Hello, everyone. Today, I would like to share with you the next LeetCode intermediate difficulty topic, Circular Linked list II

Here is mainly to share ideas and comments, for you to better understand the problem solution, the code part is to refer to LeetCode translated into javascript code,

The title

Given a linked list, return the first node where the list started to enter the loop. Null is returned if the list is loopless.

To represent the loop in a given list, we use the integer POS to represent where the end of the list is joined into the list (the index starts at 0). If pos is -1, there are no rings in the list. Note that pos is only used to identify the ring case and is not passed as an argument to the function.

Note: Modifications to the given list are not allowed.

Advanced:

Can you use O(1) space to solve this problem?

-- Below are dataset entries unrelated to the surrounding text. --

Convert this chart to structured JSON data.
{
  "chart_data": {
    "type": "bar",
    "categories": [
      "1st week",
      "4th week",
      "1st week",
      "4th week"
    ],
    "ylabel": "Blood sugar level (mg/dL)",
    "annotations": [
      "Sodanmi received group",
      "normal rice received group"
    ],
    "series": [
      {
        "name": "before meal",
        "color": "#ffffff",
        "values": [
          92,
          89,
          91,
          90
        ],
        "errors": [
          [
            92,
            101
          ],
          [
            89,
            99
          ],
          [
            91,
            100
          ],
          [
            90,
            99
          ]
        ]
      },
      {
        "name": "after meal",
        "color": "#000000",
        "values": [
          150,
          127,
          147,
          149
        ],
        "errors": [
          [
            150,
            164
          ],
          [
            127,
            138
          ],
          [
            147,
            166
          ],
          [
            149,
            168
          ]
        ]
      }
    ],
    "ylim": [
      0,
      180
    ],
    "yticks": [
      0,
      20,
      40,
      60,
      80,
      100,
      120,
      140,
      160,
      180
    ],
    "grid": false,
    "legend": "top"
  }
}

Example 1 input: head = [3,2,0,-4], pos = 1 output: return list node with index 1 explanation: there is a loop in the list with a tail connected to a second node. Example 2 input: head = [1,2], pos = 0 output: return a linked list node with index 0 description: there is a loop in the list with a tail connected to the first node.Copy the code

Analysis of the

Ontology is the continuation of the circular linked list of the advanced problem, the key point is how to judge the first point into the ring

There are 2 solutions

1. The Map method

2. The pointer method

Solution a:The Map method

Train of thought1.I'm recording all the nodes that pass by2.Since the map is recorded backwards, if there is a visited node, it must be the first node in the loop */var detectCycle = function (head) {
  // First exclude special conditions such as [] or [1]
  if (head === null || head.next === null) {
    return null;
  }

  let map = new Map(a);let cur = head;
  while(cur ! = =null) {
    // If it exists, it must be the first node
    if (map.get(cur)) {
      return map.get(cur);
    }

    // Record each node from front to back
    map.set(cur, cur);
    cur = cur.next;
  }

  return null;
};
/* Complexity time O(n) space O(n) */
Copy the code

Method 2:Double pointer method

Code reference leetcode-cn.com/problems/li…

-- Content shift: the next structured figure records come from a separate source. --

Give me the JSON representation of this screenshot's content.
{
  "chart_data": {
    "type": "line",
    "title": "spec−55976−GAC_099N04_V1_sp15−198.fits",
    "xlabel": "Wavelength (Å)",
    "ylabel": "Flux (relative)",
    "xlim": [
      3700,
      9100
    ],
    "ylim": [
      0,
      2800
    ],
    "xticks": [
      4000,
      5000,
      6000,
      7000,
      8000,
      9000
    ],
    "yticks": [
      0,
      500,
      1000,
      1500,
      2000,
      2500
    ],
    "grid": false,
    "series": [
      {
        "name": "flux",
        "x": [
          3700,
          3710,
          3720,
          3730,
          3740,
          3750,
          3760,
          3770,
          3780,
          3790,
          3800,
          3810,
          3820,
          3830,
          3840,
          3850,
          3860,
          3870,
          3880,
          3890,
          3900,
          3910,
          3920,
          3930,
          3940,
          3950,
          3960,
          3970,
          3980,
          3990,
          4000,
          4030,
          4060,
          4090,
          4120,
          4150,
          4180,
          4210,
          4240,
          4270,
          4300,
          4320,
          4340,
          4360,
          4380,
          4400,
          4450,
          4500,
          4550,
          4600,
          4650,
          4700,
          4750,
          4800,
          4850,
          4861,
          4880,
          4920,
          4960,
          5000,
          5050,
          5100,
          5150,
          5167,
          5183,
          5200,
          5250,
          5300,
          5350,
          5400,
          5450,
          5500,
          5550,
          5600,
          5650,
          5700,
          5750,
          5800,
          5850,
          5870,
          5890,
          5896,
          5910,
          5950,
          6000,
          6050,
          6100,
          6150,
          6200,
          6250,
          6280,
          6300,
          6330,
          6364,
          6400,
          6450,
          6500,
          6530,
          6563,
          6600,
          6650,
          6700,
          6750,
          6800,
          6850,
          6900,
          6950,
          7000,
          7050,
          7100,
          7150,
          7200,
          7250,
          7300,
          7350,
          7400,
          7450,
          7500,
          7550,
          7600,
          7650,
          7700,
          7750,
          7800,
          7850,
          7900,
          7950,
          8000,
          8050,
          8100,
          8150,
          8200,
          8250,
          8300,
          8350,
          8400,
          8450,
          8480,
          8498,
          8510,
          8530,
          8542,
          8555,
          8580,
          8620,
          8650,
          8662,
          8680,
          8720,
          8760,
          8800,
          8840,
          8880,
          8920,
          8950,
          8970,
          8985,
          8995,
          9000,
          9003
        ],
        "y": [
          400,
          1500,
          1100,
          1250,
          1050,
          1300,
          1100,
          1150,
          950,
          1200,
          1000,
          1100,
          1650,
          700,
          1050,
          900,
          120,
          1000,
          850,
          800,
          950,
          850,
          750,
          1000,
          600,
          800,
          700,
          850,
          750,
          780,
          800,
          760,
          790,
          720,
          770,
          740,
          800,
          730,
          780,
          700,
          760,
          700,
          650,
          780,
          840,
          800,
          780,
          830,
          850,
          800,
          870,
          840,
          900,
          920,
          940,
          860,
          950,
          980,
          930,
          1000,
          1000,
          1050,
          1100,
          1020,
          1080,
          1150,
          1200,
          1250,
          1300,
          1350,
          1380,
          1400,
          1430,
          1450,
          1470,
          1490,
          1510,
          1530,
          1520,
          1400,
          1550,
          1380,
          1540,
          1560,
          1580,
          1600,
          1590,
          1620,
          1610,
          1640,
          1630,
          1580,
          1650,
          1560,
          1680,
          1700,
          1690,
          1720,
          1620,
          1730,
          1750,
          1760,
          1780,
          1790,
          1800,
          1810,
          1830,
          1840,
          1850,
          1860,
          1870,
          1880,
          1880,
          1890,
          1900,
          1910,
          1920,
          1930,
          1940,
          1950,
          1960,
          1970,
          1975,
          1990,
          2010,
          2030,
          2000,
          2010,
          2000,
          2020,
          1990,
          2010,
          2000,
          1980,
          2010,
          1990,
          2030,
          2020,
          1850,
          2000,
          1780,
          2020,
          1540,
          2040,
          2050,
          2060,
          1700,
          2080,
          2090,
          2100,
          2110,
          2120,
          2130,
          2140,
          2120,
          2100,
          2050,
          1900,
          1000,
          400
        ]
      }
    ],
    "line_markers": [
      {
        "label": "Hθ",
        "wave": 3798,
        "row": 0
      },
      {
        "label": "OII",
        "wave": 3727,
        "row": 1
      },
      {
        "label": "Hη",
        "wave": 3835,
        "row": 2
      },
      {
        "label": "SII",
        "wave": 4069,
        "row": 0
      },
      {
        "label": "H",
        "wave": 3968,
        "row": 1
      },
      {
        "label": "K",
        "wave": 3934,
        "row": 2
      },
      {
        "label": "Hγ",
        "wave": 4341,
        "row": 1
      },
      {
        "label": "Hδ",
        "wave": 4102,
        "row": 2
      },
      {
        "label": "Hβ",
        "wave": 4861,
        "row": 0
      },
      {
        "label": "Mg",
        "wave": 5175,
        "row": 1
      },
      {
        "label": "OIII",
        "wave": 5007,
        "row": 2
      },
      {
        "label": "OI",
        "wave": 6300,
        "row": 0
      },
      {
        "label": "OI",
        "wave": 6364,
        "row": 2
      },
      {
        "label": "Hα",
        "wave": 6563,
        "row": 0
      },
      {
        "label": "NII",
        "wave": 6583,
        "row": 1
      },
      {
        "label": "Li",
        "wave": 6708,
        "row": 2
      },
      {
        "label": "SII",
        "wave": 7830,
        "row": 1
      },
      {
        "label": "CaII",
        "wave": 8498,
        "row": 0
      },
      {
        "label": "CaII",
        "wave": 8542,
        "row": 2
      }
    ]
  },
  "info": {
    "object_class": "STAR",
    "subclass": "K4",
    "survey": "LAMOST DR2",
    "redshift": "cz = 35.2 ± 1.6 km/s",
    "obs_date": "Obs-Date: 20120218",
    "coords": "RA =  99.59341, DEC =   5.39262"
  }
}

The idea is that the distance from the beginning to the entrance is I and the distance from the entrance to the point where the fast and slow Pointers overlap is J and then you take k steps back to the point where the fast and slow Pointers overlap so if you take j plus k from any point in the ring, you will return to the origin1.First, the fast pointer (f) must take twice as many steps as the slow pointer (s)2.When the fast pointer f coincides with s1.The distance traveled by the fast pointer is f=a+n(b+c)+b;2.The distance traveled by the slow pointer is s= A +k(b+c)+b;3.Because the fast pointer is the distance of the slow pointer2So we get 2a plus 2k times b plus c plus 2b is equal to a plus n times b plus c plusb= >  a=-(2k-n+1)(b+c)+c
    4.From the above equation, we can know that the starting point of step A === s is the point of step C from the coincidence point, but A and C are unknown, so we can use the coincidence collision method to get the entry point5.Put a pointer in the head, and walk at the same time as s. When they meet, they arrive at the loop's entry point */var detectCycle = function (head) {
  // First exclude special conditions [] [1]
  if (head === null || head.next === null) {
    return null;
  }

  let f = head;
  let s = head;
  while(f ! = =null&& f.next ! = =null) {
    f = f.next.next; // The fast pointer takes 2 steps at a time
    s = s.next; // The slow pointer moves one step at a time

    // If they meet, there is a ring
    if (f === s) {
      // Set a pointer to the header
      let extra = head;
      // When a superposition collision occurs, the entry point of the loop is reached
      while(extra ! == s) {// Step by step from the beginning
        extra = extra.next;
        // S from the overlap point also step by step
        s = s.next;
      }
      returns; }}return null;
};

/* Complexity time O(n) space O(1) */
Copy the code

conclusion

This is a medium difficulty problem, the Hash is easy to understand, but the double pointer requires a lot of derivation.

You can look at a column I share (front-end algorithm) there are more questions about the algorithm to share, I hope to help you, I will try to keep updated every night, if you like the trouble to help me a like, thank you very much

The purpose of this article is to study, discuss and share the experience in the process of learning algorithm. Part of the material in this article comes from the network. If there is infringement, please contact delete, [email protected]

Yesterday, I supported Hongxing Erke and Michelle Ice City. Today, I supported Huiyuan Juice. Ha, ha, ha, ha. Come on, Zhengzhou! Henan come on! Go China!